Date posted: 19/03/2025

Updated land sales guidance: Key draft clarifications and amendments

Inland Revenue has released six draft amended Questions We’ve Been Asked (QWBAs) concerning land sales and the bright-line test.

In brief

  • Inland Revenue released six draft QWBAs on land sales and the bright-line test, clarifying key rules.
  • PUB00460 & PUB00488a explain land sale taxation, intent, regular patterns and exclusions.
  • Bright-line test applies after other land sale rules.

Inland Revenue has released six draft amended Questions We’ve Been Asked (QWBAs) concerning land sales and the bright-line test. The updates reflect recent technical law changes and provide clearer distinctions between the bright-line test and other land sale rules.

The QWBAs are useful for their technical detail, particularly in differentiating the bright-line test from other land sale rules.

Two items that examine the general land sale rules are:

  • PUB00460: When is land acquired for a purpose or with an intention of disposal so that the amount derived from the sale is income?
  • PUB00488a: When do I have a “regular pattern” of transactions that prevents me from using exclusions from the land sale rules for my residence or for my main home?

Purpose or intention of disposal

PUB00460 is a draft item concerning section CB 6 of the Income Tax Act - a land sale rule outside of the bright-line test. Under section CB 6, proceeds from land sales are taxable if the land was acquired with the purpose or intention of disposal.

The bright-line test applies only where the other land sale rules do not. Therefore, the other rules should be considered before applying the bright-line test.

Key clarifications from the draft QWBA include:

  • Timing of intention: The relevant intent is assessed at the time of purchase. If at the time of purchase, you intend to dispose of the land, the sale proceeds are taxable – even if the sale does not occur until many years later.
  • Multiple purposes: The rule applies even if disposal was not the sole or dominant purpose. This of course raises the question as to how to test whether there is a “purpose or intention”. Many people purchase land aware that they may not hold it forever. The item clarifies that there must be a firm purpose or intention. It cannot just be a vague idea or a possibility in the future. The clarification is useful, even though the application of the test will obviously be fact-specific.
  • Definition of “disposal”: This term means sale or similar transactions but does not include unintended dispositions, such as on death.
  • Exclusions: The item also explains the two main exclusions from section CB 6, which are the exclusions for a residence or for business premises.

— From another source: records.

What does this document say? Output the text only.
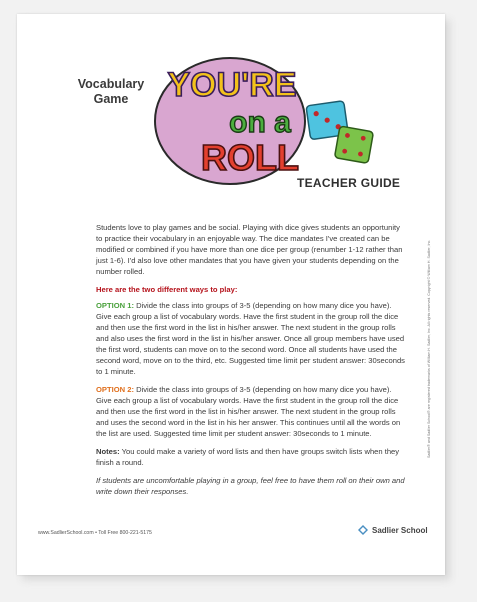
Vocabulary
Game	YOU'RE
on a
ROLL
TEACHER GUIDE

Students love to play games and be social. Playing with dice gives students an opportunity to practice their vocabulary in an enjoyable way. The dice mandates I've created can be modified or combined if you have more than one dice per group (renumber 1-12 rather than just 1-6). I'd also love other mandates that you have given your students depending on the number rolled.

Here are the two different ways to play:

OPTION 1: Divide the class into groups of 3-5 (depending on how many dice you have). Give each group a list of vocabulary words. Have the first student in the group roll the dice and then use the first word in the list in his/her answer. The next student in the group rolls and also uses the first word in the list in his/her answer. Once all group members have used the first word, students can move on to the second word. Once all students have used the second word, move on to the third, etc. Suggested time limit per student answer: 30seconds to 1 minute.

OPTION 2: Divide the class into groups of 3-5 (depending on how many dice you have). Give each group a list of vocabulary words. Have the first student in the group roll the dice and then use the first word in the list in his/her answer. The next student in the group rolls and uses the second word in the list in his her answer. This continues until all the words on the list are used. Suggested time limit per student answer: 30seconds to 1 minute.

Notes: You could make a variety of word lists and then have groups switch lists when they finish a round.

If students are uncomfortable playing in a group, feel free to have them roll on their own and write down their responses.

Sadlier® and Sadlier School® are registered trademarks of William H. Sadlier, Inc. All rights reserved. Copyright © William H. Sadlier, Inc.
www.SadlierSchool.com • Toll Free 800-221-5175	Sadlier School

Regular pattern of transactions

The second draft item explains the “regular pattern” rule, which negates the exclusions to the land sale rules. If the “regular pattern” rule applies, the sale will be taxable even if the land was, for example, the primary residence of the owner and would normally be excluded.

Key points from the draft QWBA:

  • What constitutes a “pattern”: A “pattern” means a similarity or likeness between transactions. Intention is not relevant – it is merely the nature and regularity of the transactions that is considered.
  • Difference from the bright-line test: The bright-line test applies a simpler, less nuanced exclusion for the “main home” exemption, allowing only two uses of the exclusion within two years before a bright-line sale, irrespective of transaction nature or regularity.

This draft clarification emphasises that while the bright-line test operates on strict time-based criteria, the general land sale rules require a more detailed factual analysis of transaction patterns.